CSV revisited

Sun Feb 10 16:59:11 EST 2002

Dave Cole <djc at object-craft.com.au> wrote in message news:<m3ofiyqgjf.fsf at ferret.object-craft.com.au>...
> >>>>> "Raymond" == Raymond Hettinger <othello at javanet.com> writes:
> 
> Raymond> Documentation of key design decisions.  For instance, is the
> Raymond> library limited to reading various CSV formats or is
> Raymond> write-back in the same style to be supported.

YES. Has to be supported, to get data into applications that don't
support the MS one true way.

> Raymond> Can the first record, contain optional field names?

YES, but the implementation has to be layered; at the bottom layer the
deal should be to get rows of data into and out of Python as cleanly,
correctly and quickly as possible. The next layer up could be told
that the first row contains field names and (e.g.) stuff them into a
dict so that the caller could refer to columns by name rather than by
integer index. The next layer up could have a GUI. Let's design a
reasonable separation of layers. Let's get the bottom layer going
first.

> Raymond> Will incomplete records raise an exception?

Variations of format should IMO be handled by requiring the caller to
specify the expected format. The module should by default raise an
exception if the data deviates from that format. There may be options
to suppress the exceptions.

Back to Dave:
> 
> I am the author of the fast CSV module at:
> 
>         http://www.object-craft.com.au/projects/csv/
> 
> One of the problems with CSV is that everyone has their own ideas
> about what should be handled and how it should be handled.  If there
> was some sort of effort to document the correct behaviour of a CSV
> parser then I would be extremely happy to make mine conform to that
> document.

Ya, ya, me too. See http://www.lexicon.net/sjmachin/delimited.htm

The basic problem is that many people have "interesting" ideas on how
to create CSV-style data files. Query tools for commercial databases
have been known not to properly double the quotes. Given
address_line_1 containing
   3rd Floor, "Murgatroyd Mansions"
they produce
   "3rd Floor, "Murgatroyd Mansions""
instead of 
   "3rd Floor, ""Murgatroyd Mansions"""
This can be recovered if the presumption that there were an even
number of quotes in the original data is correct, but it needs a quite
different FSM to handle it [my quote_mode=1].

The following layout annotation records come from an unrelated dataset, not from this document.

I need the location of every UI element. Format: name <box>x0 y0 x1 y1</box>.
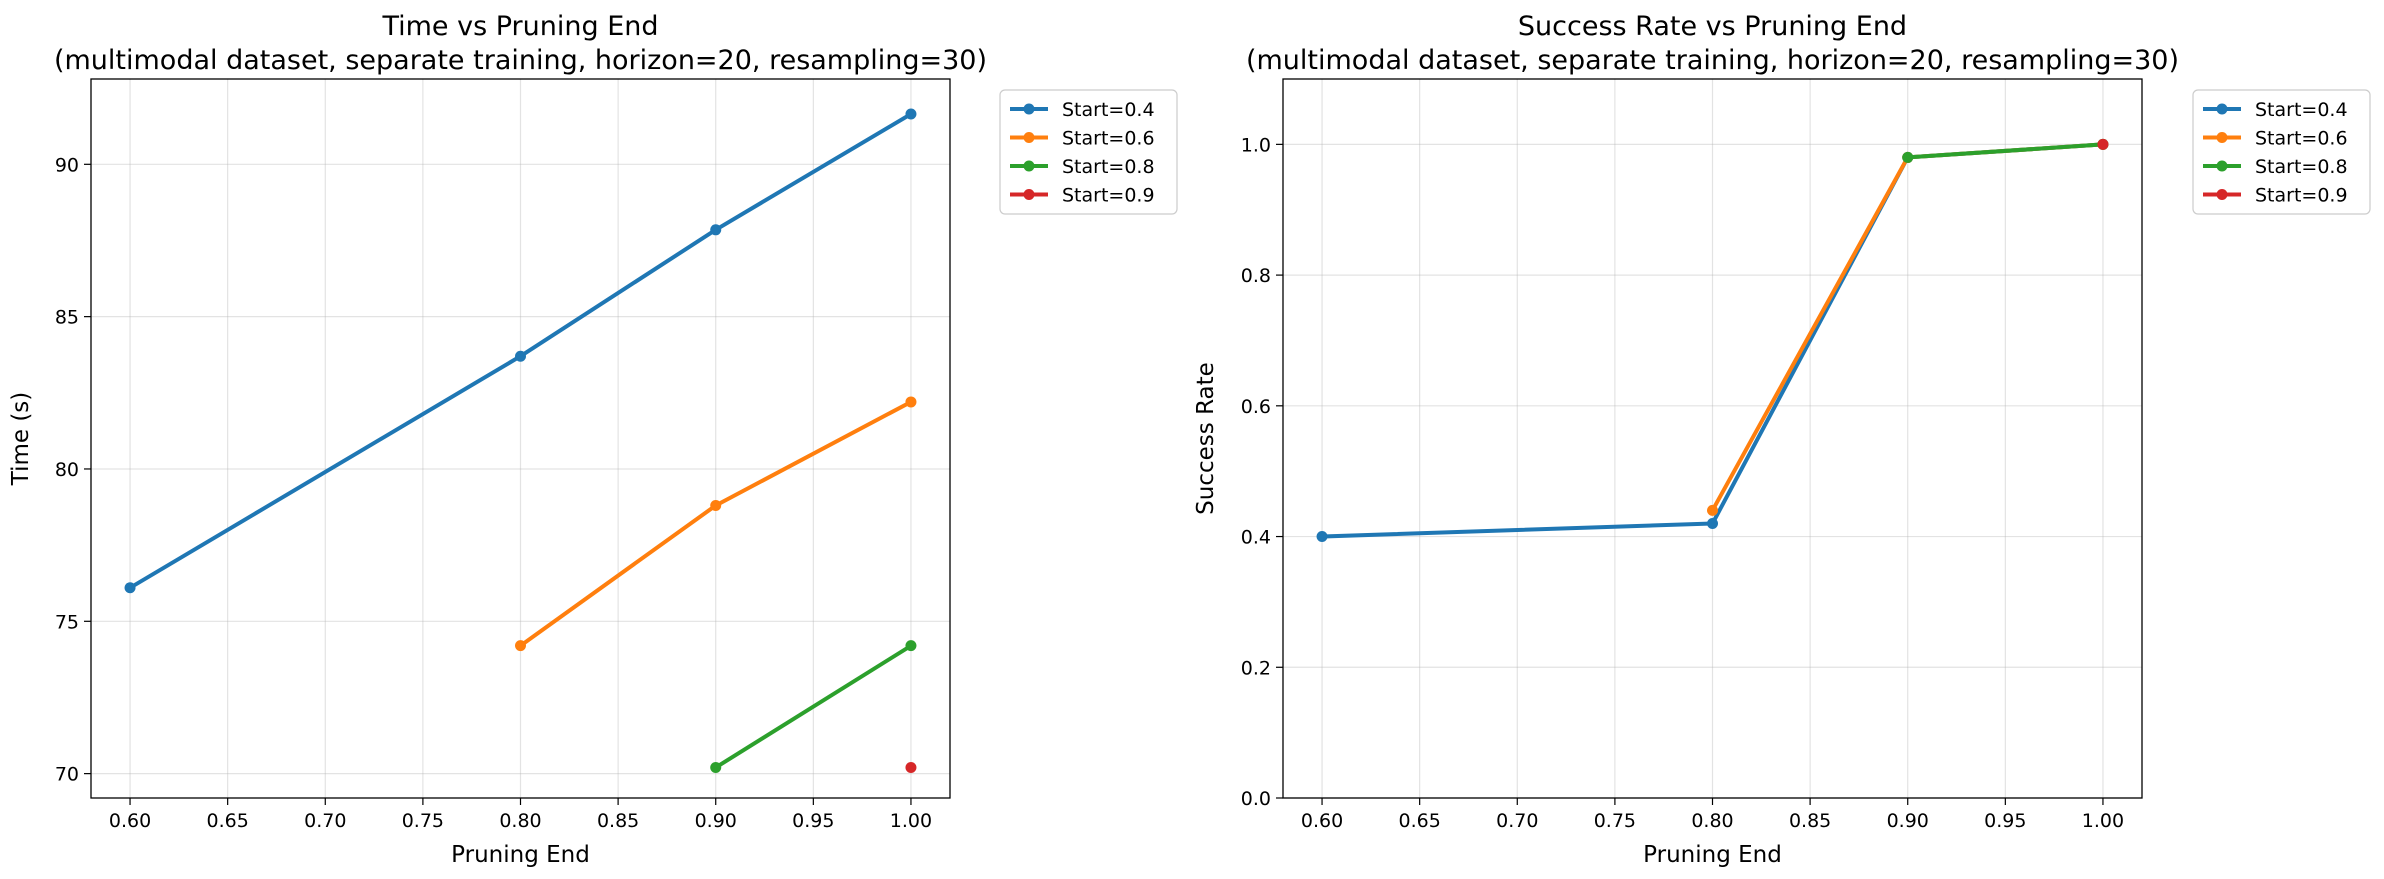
legend-label: Start=0.9 <box>1062 185 1155 207</box>
legend-swatch-marker <box>2216 132 2228 143</box>
x-tick-label: 0.85 <box>1789 810 1831 832</box>
y-axis-label: Time (s) <box>8 392 34 487</box>
x-tick-label: 0.80 <box>1691 810 1733 832</box>
series-start-0-6 <box>515 396 917 652</box>
success-rate-vs-pruning-end-chart: Success Rate vs Pruning End(multimodal d… <box>1193 11 2371 868</box>
chart-title: Success Rate vs Pruning End <box>1518 11 1907 42</box>
data-point <box>1707 517 1718 529</box>
time-vs-pruning-end-chart: Time vs Pruning End(multimodal dataset, … <box>8 11 1178 868</box>
data-point <box>905 396 917 408</box>
x-tick-label: 0.75 <box>402 810 444 832</box>
y-tick-label: 0.8 <box>1241 265 1271 287</box>
x-axis-label: Pruning End <box>451 842 590 868</box>
y-tick-label: 1.0 <box>1241 134 1271 156</box>
x-tick-label: 0.65 <box>1399 810 1441 832</box>
data-point <box>905 640 917 652</box>
chart-subtitle: (multimodal dataset, separate training, … <box>54 45 987 76</box>
series-start-0-9 <box>2097 138 2109 150</box>
y-tick-label: 0.6 <box>1241 396 1271 418</box>
y-tick-label: 0.2 <box>1241 657 1271 679</box>
x-tick-label: 0.60 <box>1301 810 1343 832</box>
series-start-0-9 <box>905 762 917 774</box>
legend-label: Start=0.8 <box>1062 156 1155 178</box>
x-tick-label: 1.00 <box>2082 810 2124 832</box>
data-point <box>1707 504 1718 516</box>
chart-subtitle: (multimodal dataset, separate training, … <box>1246 45 2179 76</box>
x-tick-label: 0.70 <box>304 810 346 832</box>
legend-label: Start=0.8 <box>2255 156 2348 178</box>
series-line <box>1905 142 2106 160</box>
x-tick-label: 0.70 <box>1496 810 1538 832</box>
x-tick-label: 0.80 <box>499 810 541 832</box>
series-line <box>127 111 914 591</box>
legend-label: Start=0.4 <box>2255 99 2348 121</box>
data-point <box>710 762 722 774</box>
y-tick-label: 85 <box>55 307 79 329</box>
data-point <box>905 108 917 120</box>
legend-box <box>999 89 1178 215</box>
series-start-0-8 <box>710 640 917 774</box>
legend-swatch-marker <box>2216 103 2228 115</box>
legend-label: Start=0.4 <box>1062 99 1155 121</box>
legend-swatch-marker <box>2216 160 2228 172</box>
x-tick-label: 1.00 <box>890 810 932 832</box>
data-point <box>710 500 722 512</box>
legend-swatch-marker <box>2216 189 2228 200</box>
y-tick-label: 75 <box>55 611 79 633</box>
x-tick-label: 0.90 <box>1887 810 1929 832</box>
series-line <box>712 642 914 771</box>
data-point <box>1316 531 1328 543</box>
x-tick-label: 0.95 <box>792 810 834 832</box>
legend-swatch-marker <box>1023 132 1035 143</box>
y-tick-label: 80 <box>55 459 79 481</box>
series-start-0-4 <box>124 108 917 594</box>
x-tick-label: 0.85 <box>597 810 639 832</box>
y-tick-label: 0.4 <box>1241 527 1271 549</box>
data-point <box>124 582 136 594</box>
x-tick-label: 0.60 <box>109 810 151 832</box>
data-point <box>515 640 526 652</box>
x-tick-label: 0.75 <box>1594 810 1636 832</box>
legend-label: Start=0.6 <box>1062 128 1155 150</box>
data-point <box>1902 151 1914 163</box>
legend-swatch-marker <box>1023 189 1035 200</box>
legend-box <box>2192 89 2371 215</box>
legend-label: Start=0.9 <box>2255 185 2348 207</box>
y-tick-label: 90 <box>55 154 79 176</box>
legend: Start=0.4 Start=0.6 Start=0.8 Start=0.9 <box>999 89 1178 215</box>
y-axis-label: Success Rate <box>1193 362 1219 515</box>
chart-title: Time vs Pruning End <box>381 11 658 42</box>
x-tick-label: 0.65 <box>207 810 249 832</box>
data-point <box>2097 138 2109 150</box>
data-point <box>905 762 917 774</box>
legend: Start=0.4 Start=0.6 Start=0.8 Start=0.9 <box>2192 89 2371 215</box>
x-axis-label: Pruning End <box>1643 842 1782 868</box>
x-tick-label: 0.90 <box>695 810 737 832</box>
legend-label: Start=0.6 <box>2255 128 2348 150</box>
data-point <box>710 224 722 236</box>
y-tick-label: 0.0 <box>1241 788 1271 810</box>
data-point <box>515 350 526 362</box>
legend-swatch-marker <box>1023 160 1035 172</box>
y-tick-label: 70 <box>55 764 79 786</box>
x-tick-label: 0.95 <box>1984 810 2026 832</box>
legend-swatch-marker <box>1023 103 1035 115</box>
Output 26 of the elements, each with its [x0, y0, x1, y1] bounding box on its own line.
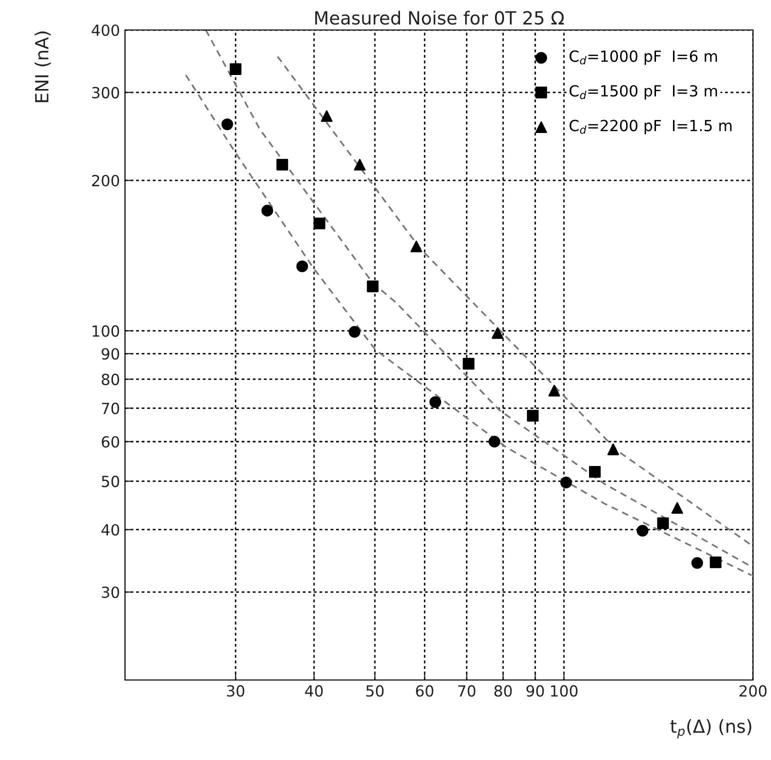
y-axis-title: ENI (nA) [34, 32, 51, 102]
y-tick-label: 50 [102, 476, 120, 488]
x-tick-label: 90 [526, 685, 544, 697]
x-tick-label: 50 [366, 685, 384, 697]
x-tick-label: 70 [458, 685, 476, 697]
legend-label: C$_{d}$=1000 pF I=6 m [570, 50, 717, 65]
y-tick-label: 40 [101, 524, 120, 536]
x-tick-label: 40 [305, 685, 323, 697]
y-tick-label: 90 [102, 348, 120, 360]
x-tick-label: 60 [416, 685, 434, 697]
legend-label: C$_{d}$=1500 pF I=3 m [570, 85, 717, 100]
y-tick-label: 60 [102, 436, 120, 448]
y-tick-label: 70 [102, 402, 120, 414]
y-tick-label: 200 [92, 174, 120, 186]
x-axis-title: t$_{p}$(Δ) (ns) [670, 719, 752, 738]
y-tick-label: 80 [102, 374, 120, 386]
y-tick-label: 30 [102, 586, 120, 598]
y-tick-label: 100 [92, 325, 120, 337]
legend-label: C$_{d}$=2200 pF I=1.5 m [570, 120, 732, 134]
x-tick-label: 200 [740, 685, 767, 697]
chart-title: Measured Noise for 0T 25 Ω [315, 10, 564, 25]
x-tick-label: 30 [227, 685, 244, 697]
x-tick-label: 80 [494, 685, 512, 697]
x-tick-label: 100 [551, 685, 578, 697]
y-tick-label: 300 [92, 86, 120, 98]
y-tick-label: 400 [92, 24, 120, 36]
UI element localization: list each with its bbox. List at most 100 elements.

Other variations that I have seen are:
(a) Different front & back quotes:
      `3rd Floor, "Murgatroyd Mansions"'
(b) Alternate quote character [my quote_mode=3]
   3rd Floor, Murgatroyd Mansions
produces
   "3rd Floor, Murgatroyd Mansions"
as expected, but
   3rd Floor, "Murgatroyd Mansions"
produces
   '3rd Floor, "Murgatroyd Mansions"'
but this approach is no good if the data can contain both " and '

:-)
A few other desiderata: shouldn't leak memory, shouldn't die with a
SEGV (or SRE recursion limit exceeded!!!) if you ask it to unpack say
"x" * 70000 ...
(-: